The platform outside the building was contiguous, forming an observation deck that wrapped the structure. All the higher levels had such a feature, a place where guests and dignitaries could behold the glory of the expanding city of Vull. Night was approaching, and the building was already bathed in both internal and external light, making it visible throughout the city.
The alien starship was still there, yet with only two guards visible. Adam pulled his MK-17 and sent a series of quick blasts into the aliens as he rushed toward the ship’s open hatch. The well-placed shots struck their unshielded heads, blasting each into unrecognizable masses of bloody flesh.
Adam had no idea how many others were inside, and he didn’t care. Lila was bolting away somewhere in the heavens and he didn’t have time to waste.
He entered through a small airlock open at the other side and met up with a central spine corridor that ran the length of the ship in each direction. He turned right, heading for the pilothouse.
An alien appeared from a side compartment, unarmored and shocked to see Adam. It was the last thing he saw. Adam closed his eyes as he fired the MK, preventing a short-term bout of blindness from the intense flash. That wasn’t the case for the other alien in the corridor emerging from the pilothouse. Instinctively, he lifted his arms to his eyes as the light flooded the chamber. Adam’s next bolt burned a hole in the creature’s chest.
That was it for Adam’s MK. The damn power pack of a ’17 only allowed for five shots at level-one. He’d set the weapon at max, not taking any chances against this unknown species of alien.
He entered the pilothouse, and to his relief, it was empty.
He scanned the side walls and found a control panel for the pressure door. He pressed it. With the room secure, he slipped into the pilot seat, snapping a safety harness around his waist. Nearly all starship control consoles had the same layout, a consequence of having been designed by Primes for Primes. Yet some used control keys while others had sticks. This one had keys, with strange symbols on each. That was a problem. He couldn’t read alien.

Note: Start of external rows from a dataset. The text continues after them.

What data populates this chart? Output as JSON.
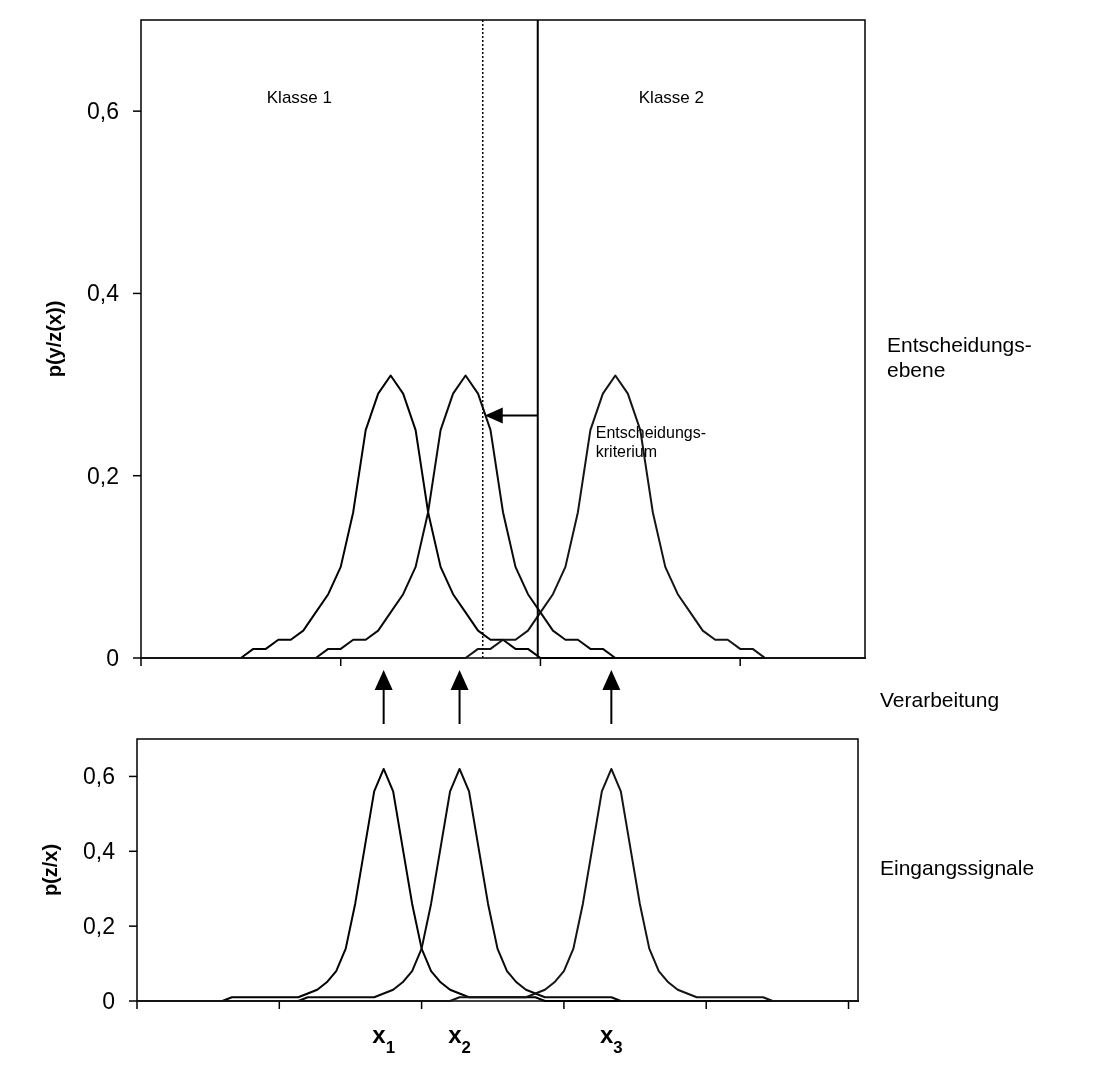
{
  "chart_data": [
    {
      "type": "line",
      "ylabel": "p(y/z(x))",
      "ylim": [
        0,
        0.7
      ],
      "categories": [
        null,
        null,
        null,
        null,
        null,
        null,
        null,
        null,
        null,
        null,
        null,
        null,
        null,
        null,
        null,
        null,
        null,
        null,
        null,
        null,
        null,
        null,
        null,
        null,
        null,
        null,
        null,
        null,
        null,
        null,
        null,
        null,
        null,
        null,
        null,
        null,
        null,
        null,
        null,
        null,
        null,
        null,
        null,
        null,
        null,
        null,
        null,
        null,
        null,
        null,
        null,
        null,
        null,
        null,
        null,
        null,
        null,
        null,
        null
      ],
      "yticks": [
        {
          "value": 0,
          "label": "0"
        },
        {
          "value": 0.2,
          "label": "0,2"
        },
        {
          "value": 0.4,
          "label": "0,4"
        },
        {
          "value": 0.6,
          "label": "0,6"
        }
      ],
      "tick_labels": "y",
      "grid": false,
      "marker": "none",
      "series": [
        {
          "color": "#000000",
          "values": [
            0,
            0,
            0,
            0,
            0,
            0,
            0,
            0,
            0,
            0.01,
            0.01,
            0.02,
            0.02,
            0.03,
            0.05,
            0.07,
            0.1,
            0.16,
            0.25,
            0.29,
            0.31,
            0.29,
            0.25,
            0.16,
            0.1,
            0.07,
            0.05,
            0.03,
            0.02,
            0.02,
            0.01,
            0.01,
            0,
            0,
            0,
            0,
            0,
            0,
            0,
            0,
            0,
            0,
            0,
            0,
            0,
            0,
            0,
            0,
            0,
            0,
            0,
            0,
            0,
            0,
            0,
            0,
            0,
            0,
            0
          ]
        },
        {
          "color": "#0a0a0a",
          "values": [
            0,
            0,
            0,
            0,
            0,
            0,
            0,
            0,
            0,
            0,
            0,
            0,
            0,
            0,
            0,
            0.01,
            0.01,
            0.02,
            0.02,
            0.03,
            0.05,
            0.07,
            0.1,
            0.16,
            0.25,
            0.29,
            0.31,
            0.29,
            0.25,
            0.16,
            0.1,
            0.07,
            0.05,
            0.03,
            0.02,
            0.02,
            0.01,
            0.01,
            0,
            0,
            0,
            0,
            0,
            0,
            0,
            0,
            0,
            0,
            0,
            0,
            0,
            0,
            0,
            0,
            0,
            0,
            0,
            0,
            0
          ]
        },
        {
          "color": "#141414",
          "values": [
            0,
            0,
            0,
            0,
            0,
            0,
            0,
            0,
            0,
            0,
            0,
            0,
            0,
            0,
            0,
            0,
            0,
            0,
            0,
            0,
            0,
            0,
            0,
            0,
            0,
            0,
            0,
            0.01,
            0.01,
            0.02,
            0.02,
            0.03,
            0.05,
            0.07,
            0.1,
            0.16,
            0.25,
            0.29,
            0.31,
            0.29,
            0.25,
            0.16,
            0.1,
            0.07,
            0.05,
            0.03,
            0.02,
            0.02,
            0.01,
            0.01,
            0,
            0,
            0,
            0,
            0,
            0,
            0,
            0,
            0
          ]
        }
      ],
      "annotations": [
        "Klasse 1",
        "Klasse 2",
        "Entscheidungs-\nkriterium",
        "Entscheidungs-\nebene"
      ]
    },
    {
      "type": "line",
      "ylabel": "p(z/x)",
      "ylim": [
        0,
        0.7
      ],
      "categories": [
        null,
        null,
        null,
        null,
        null,
        null,
        null,
        null,
        null,
        null,
        null,
        null,
        null,
        null,
        null,
        null,
        null,
        null,
        null,
        null,
        null,
        null,
        null,
        null,
        null,
        null,
        "x$_{1}$",
        null,
        null,
        null,
        null,
        null,
        null,
        null,
        "x$_{2}$",
        null,
        null,
        null,
        null,
        null,
        null,
        null,
        null,
        null,
        null,
        null,
        null,
        null,
        null,
        null,
        "x$_{3}$",
        null,
        null,
        null,
        null,
        null,
        null,
        null,
        null,
        null,
        null,
        null,
        null,
        null,
        null,
        null,
        null,
        null,
        null,
        null,
        null,
        null,
        null,
        null,
        null,
        null,
        null
      ],
      "yticks": [
        {
          "value": 0,
          "label": "0"
        },
        {
          "value": 0.2,
          "label": "0,2"
        },
        {
          "value": 0.4,
          "label": "0,4"
        },
        {
          "value": 0.6,
          "label": "0,6"
        }
      ],
      "grid": false,
      "marker": "none",
      "series": [
        {
          "color": "#000000",
          "values": [
            0,
            0,
            0,
            0,
            0,
            0,
            0,
            0,
            0,
            0,
            0.01,
            0.01,
            0.01,
            0.01,
            0.01,
            0.01,
            0.01,
            0.01,
            0.02,
            0.03,
            0.05,
            0.08,
            0.14,
            0.26,
            0.41,
            0.56,
            0.62,
            0.56,
            0.41,
            0.26,
            0.14,
            0.08,
            0.05,
            0.03,
            0.02,
            0.01,
            0.01,
            0.01,
            0.01,
            0.01,
            0.01,
            0.01,
            0.01,
            0,
            0,
            0,
            0,
            0,
            0,
            0,
            0,
            0,
            0,
            0,
            0,
            0,
            0,
            0,
            0,
            0,
            0,
            0,
            0,
            0,
            0,
            0,
            0,
            0,
            0,
            0,
            0,
            0,
            0,
            0,
            0,
            0,
            0
          ]
        },
        {
          "color": "#0a0a0a",
          "values": [
            0,
            0,
            0,
            0,
            0,
            0,
            0,
            0,
            0,
            0,
            0,
            0,
            0,
            0,
            0,
            0,
            0,
            0,
            0.01,
            0.01,
            0.01,
            0.01,
            0.01,
            0.01,
            0.01,
            0.01,
            0.02,
            0.03,
            0.05,
            0.08,
            0.14,
            0.26,
            0.41,
            0.56,
            0.62,
            0.56,
            0.41,
            0.26,
            0.14,
            0.08,
            0.05,
            0.03,
            0.02,
            0.01,
            0.01,
            0.01,
            0.01,
            0.01,
            0.01,
            0.01,
            0.01,
            0,
            0,
            0,
            0,
            0,
            0,
            0,
            0,
            0,
            0,
            0,
            0,
            0,
            0,
            0,
            0,
            0,
            0,
            0,
            0,
            0,
            0,
            0,
            0,
            0,
            0
          ]
        },
        {
          "color": "#141414",
          "values": [
            0,
            0,
            0,
            0,
            0,
            0,
            0,
            0,
            0,
            0,
            0,
            0,
            0,
            0,
            0,
            0,
            0,
            0,
            0,
            0,
            0,
            0,
            0,
            0,
            0,
            0,
            0,
            0,
            0,
            0,
            0,
            0,
            0,
            0,
            0.01,
            0.01,
            0.01,
            0.01,
            0.01,
            0.01,
            0.01,
            0.01,
            0.02,
            0.03,
            0.05,
            0.08,
            0.14,
            0.26,
            0.41,
            0.56,
            0.62,
            0.56,
            0.41,
            0.26,
            0.14,
            0.08,
            0.05,
            0.03,
            0.02,
            0.01,
            0.01,
            0.01,
            0.01,
            0.01,
            0.01,
            0.01,
            0.01,
            0,
            0,
            0,
            0,
            0,
            0,
            0,
            0,
            0,
            0
          ]
        }
      ],
      "annotations": [
        "Verarbeitung",
        "Eingangssignale"
      ]
    }
  ]
}
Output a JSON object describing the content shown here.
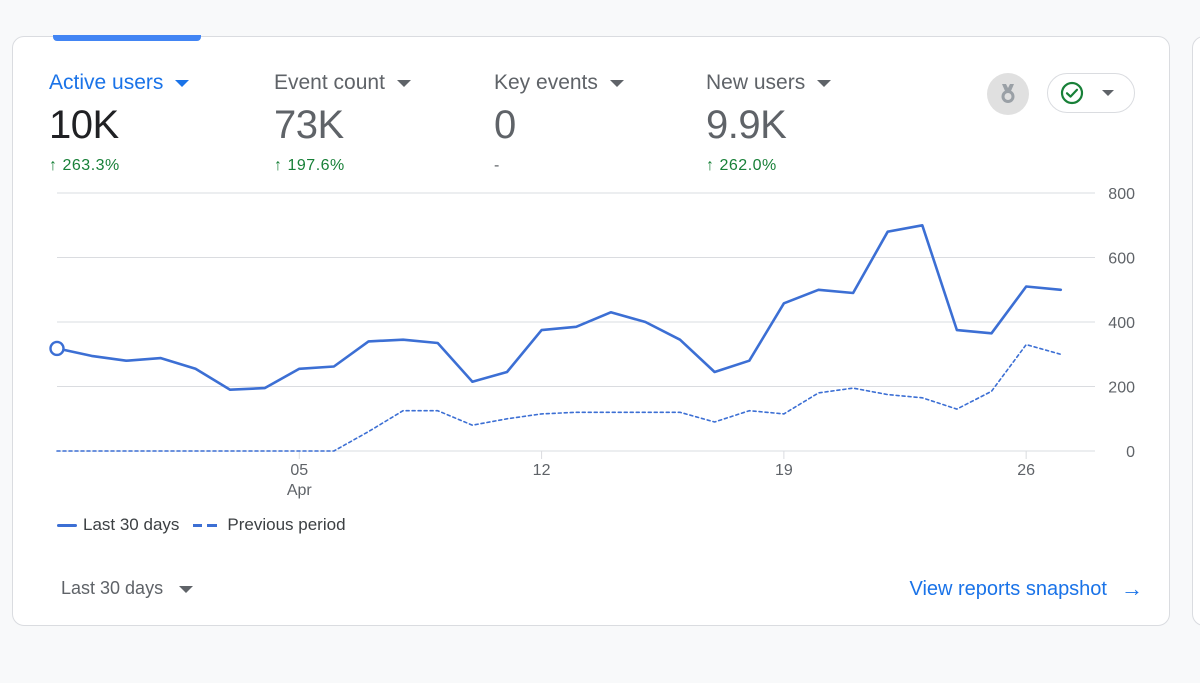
{
  "metrics": [
    {
      "label": "Active users",
      "value": "10K",
      "delta": "263.3%",
      "trend": "up"
    },
    {
      "label": "Event count",
      "value": "73K",
      "delta": "197.6%",
      "trend": "up"
    },
    {
      "label": "Key events",
      "value": "0",
      "delta": "-",
      "trend": "none"
    },
    {
      "label": "New users",
      "value": "9.9K",
      "delta": "262.0%",
      "trend": "up"
    }
  ],
  "toolbar": {
    "insights_icon": "award-ribbon-icon",
    "status_icon": "check-circle-icon"
  },
  "footer": {
    "date_range": "Last 30 days",
    "view_link": "View reports snapshot"
  },
  "colors": {
    "accent": "#1a73e8",
    "series": "#3c6fd4",
    "positive": "#188038"
  },
  "chart_data": {
    "type": "line",
    "x_tick_labels": [
      {
        "day": 5,
        "label": "05",
        "sublabel": "Apr"
      },
      {
        "day": 12,
        "label": "12"
      },
      {
        "day": 19,
        "label": "19"
      },
      {
        "day": 26,
        "label": "26"
      }
    ],
    "x_range": [
      -2,
      27.7
    ],
    "y_ticks": [
      "800",
      "600",
      "400",
      "200",
      "0"
    ],
    "ylim": [
      0,
      800
    ],
    "grid": true,
    "legend_position": "bottom-left",
    "series": [
      {
        "name": "Last 30 days",
        "style": "solid",
        "x": [
          -2,
          -1,
          0,
          1,
          2,
          3,
          4,
          5,
          6,
          7,
          8,
          9,
          10,
          11,
          12,
          13,
          14,
          15,
          16,
          17,
          18,
          19,
          20,
          21,
          22,
          23,
          24,
          25,
          26,
          27,
          28
        ],
        "values": [
          318,
          295,
          280,
          288,
          255,
          190,
          195,
          255,
          262,
          340,
          345,
          335,
          215,
          245,
          375,
          385,
          430,
          400,
          345,
          245,
          280,
          458,
          500,
          490,
          680,
          700,
          375,
          365,
          510,
          500,
          480
        ]
      },
      {
        "name": "Previous period",
        "style": "dashed",
        "x": [
          -2,
          -1,
          0,
          1,
          2,
          3,
          4,
          5,
          6,
          7,
          8,
          9,
          10,
          11,
          12,
          13,
          14,
          15,
          16,
          17,
          18,
          19,
          20,
          21,
          22,
          23,
          24,
          25,
          26,
          27,
          28
        ],
        "values": [
          0,
          0,
          0,
          0,
          0,
          0,
          0,
          0,
          0,
          60,
          125,
          125,
          80,
          100,
          115,
          120,
          120,
          120,
          120,
          90,
          125,
          115,
          180,
          195,
          175,
          165,
          130,
          185,
          330,
          300,
          290
        ]
      }
    ]
  }
}
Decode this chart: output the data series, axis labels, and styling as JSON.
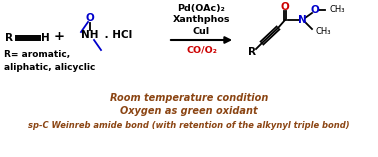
{
  "bg_color": "#ffffff",
  "text_color_black": "#000000",
  "text_color_blue": "#0000cc",
  "text_color_red": "#cc0000",
  "text_color_brown": "#8B4513",
  "bottom_line1": "Room temperature condition",
  "bottom_line2": "Oxygen as green oxidant",
  "bottom_line3": "sp-C Weinreb amide bond (with retention of the alkynyl triple bond)",
  "reagent_line1": "Pd(OAc)₂",
  "reagent_line2": "Xanthphos",
  "reagent_line3": "CuI",
  "reagent_line4": "CO/O₂",
  "fig_width": 3.78,
  "fig_height": 1.57,
  "dpi": 100
}
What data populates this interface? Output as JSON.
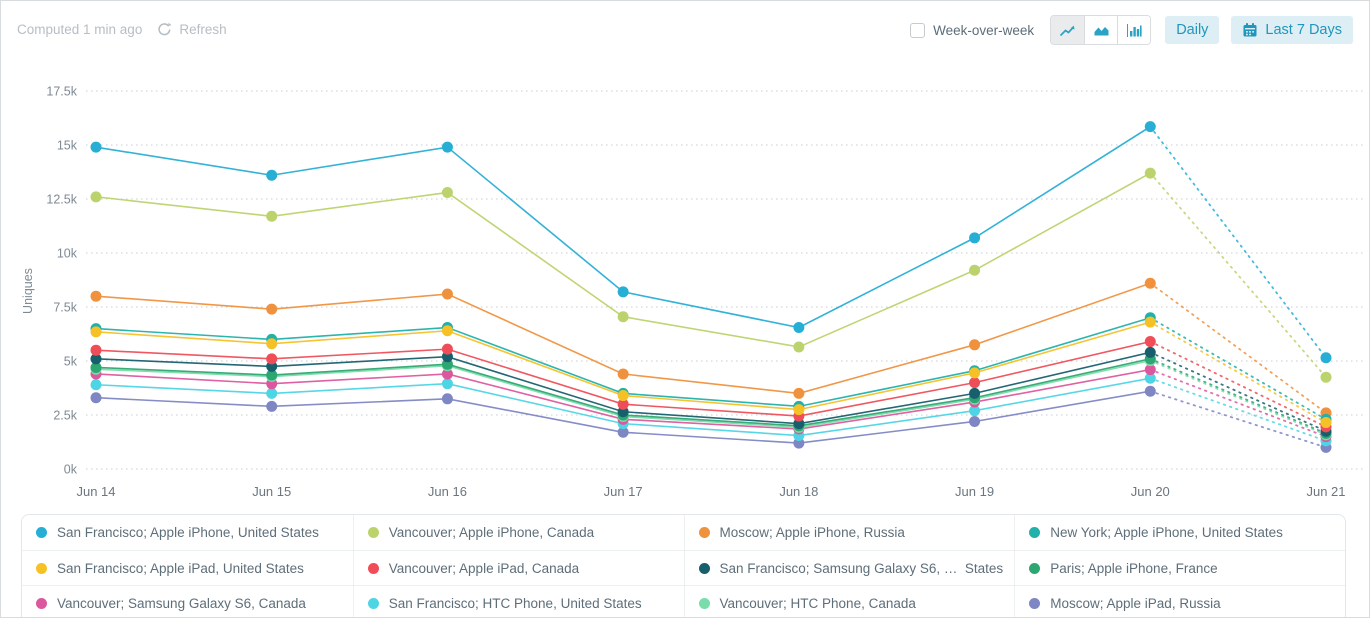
{
  "header": {
    "computed_label": "Computed 1 min ago",
    "refresh_label": "Refresh",
    "week_over_week_label": "Week-over-week",
    "week_over_week_checked": false,
    "chart_type_buttons": [
      "line-chart",
      "area-chart",
      "bar-chart"
    ],
    "chart_type_selected": "line-chart",
    "daily_label": "Daily",
    "date_range_label": "Last 7 Days"
  },
  "colors": {
    "accent_teal": "#2196bc",
    "button_bg": "#ddeef5",
    "muted_text": "#b6bec5",
    "label_text": "#5d6d78",
    "tick_text": "#7e8a93",
    "grid_line": "#c8cdd1"
  },
  "chart_data": {
    "type": "line",
    "title": "",
    "xlabel": "",
    "ylabel": "Uniques",
    "categories": [
      "Jun 14",
      "Jun 15",
      "Jun 16",
      "Jun 17",
      "Jun 18",
      "Jun 19",
      "Jun 20",
      "Jun 21"
    ],
    "yticks": [
      "0k",
      "2.5k",
      "5k",
      "7.5k",
      "10k",
      "12.5k",
      "15k",
      "17.5k"
    ],
    "ylim": [
      0,
      17500
    ],
    "grid": "horizontal-dotted",
    "legend_position": "bottom-table",
    "last_segment_projected_dotted": true,
    "series": [
      {
        "name": "San Francisco; Apple iPhone, United States",
        "color": "#27aed5",
        "values": [
          14900,
          13600,
          14900,
          8200,
          6550,
          10700,
          15850,
          5150
        ]
      },
      {
        "name": "Vancouver; Apple iPhone, Canada",
        "color": "#bcd36d",
        "values": [
          12600,
          11700,
          12800,
          7050,
          5650,
          9200,
          13700,
          4250
        ]
      },
      {
        "name": "Moscow; Apple iPhone, Russia",
        "color": "#f0913d",
        "values": [
          8000,
          7400,
          8100,
          4400,
          3500,
          5750,
          8600,
          2600
        ]
      },
      {
        "name": "New York; Apple iPhone, United States",
        "color": "#21b1a8",
        "values": [
          6500,
          6000,
          6550,
          3500,
          2900,
          4550,
          7000,
          2300
        ]
      },
      {
        "name": "San Francisco; Apple iPad, United States",
        "color": "#f5c126",
        "values": [
          6350,
          5800,
          6400,
          3400,
          2750,
          4450,
          6800,
          2150
        ]
      },
      {
        "name": "Vancouver; Apple iPad, Canada",
        "color": "#ef4e58",
        "values": [
          5500,
          5100,
          5550,
          3000,
          2450,
          4000,
          5900,
          1950
        ]
      },
      {
        "name": "San Francisco; Samsung Galaxy S6, …  States",
        "color": "#185f6d",
        "values": [
          5100,
          4750,
          5200,
          2650,
          2100,
          3500,
          5400,
          1750
        ]
      },
      {
        "name": "Paris; Apple iPhone, France",
        "color": "#2da771",
        "values": [
          4700,
          4350,
          4850,
          2500,
          2000,
          3300,
          5100,
          1650
        ]
      },
      {
        "name": "Vancouver; Samsung Galaxy S6, Canada",
        "color": "#dd579e",
        "values": [
          4400,
          3950,
          4400,
          2300,
          1850,
          3100,
          4600,
          1500
        ]
      },
      {
        "name": "San Francisco; HTC Phone, United States",
        "color": "#4ed5e5",
        "values": [
          3900,
          3500,
          3950,
          2100,
          1550,
          2700,
          4200,
          1300
        ]
      },
      {
        "name": "Vancouver; HTC Phone, Canada",
        "color": "#79dcab",
        "values": [
          4620,
          4280,
          4780,
          2430,
          1930,
          3230,
          5020,
          1580
        ]
      },
      {
        "name": "Moscow; Apple iPad, Russia",
        "color": "#7e86c3",
        "values": [
          3300,
          2900,
          3250,
          1700,
          1200,
          2200,
          3600,
          1000
        ]
      }
    ]
  }
}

Adam began to push buttons in what he hoped was some sort of logical progression. The larger keys did produce a reaction. The ship began to hum as the generators wound up. That was a good sign. He pressed another button. This time a powerful flash bolt shot out from the bow, blasting out a twenty-foot wide section of the ornate stone railing lining the terrace, and sending chunks of debris raining all the way to the ground.
One of the buttons activated a side screen, indicating the various openings to the ship in graphic detail. The main hatch was still open and a pulsing blue light framed the portal, warning the pilot that the ship was not secure for liftoff. Adam didn’t care. He was locked safely away in the pilothouse.
The ship began to move, sliding sideways toward the edge of the balcony. Adam pressed buttons on the right side of the panel. This corrected the movement to the left, but it sent the spacecraft scraping along the side of the building to his right, creating another cascade of debris as doors and windows shattered. At least now he knew how to move the ship from left and right. Now how about up and down?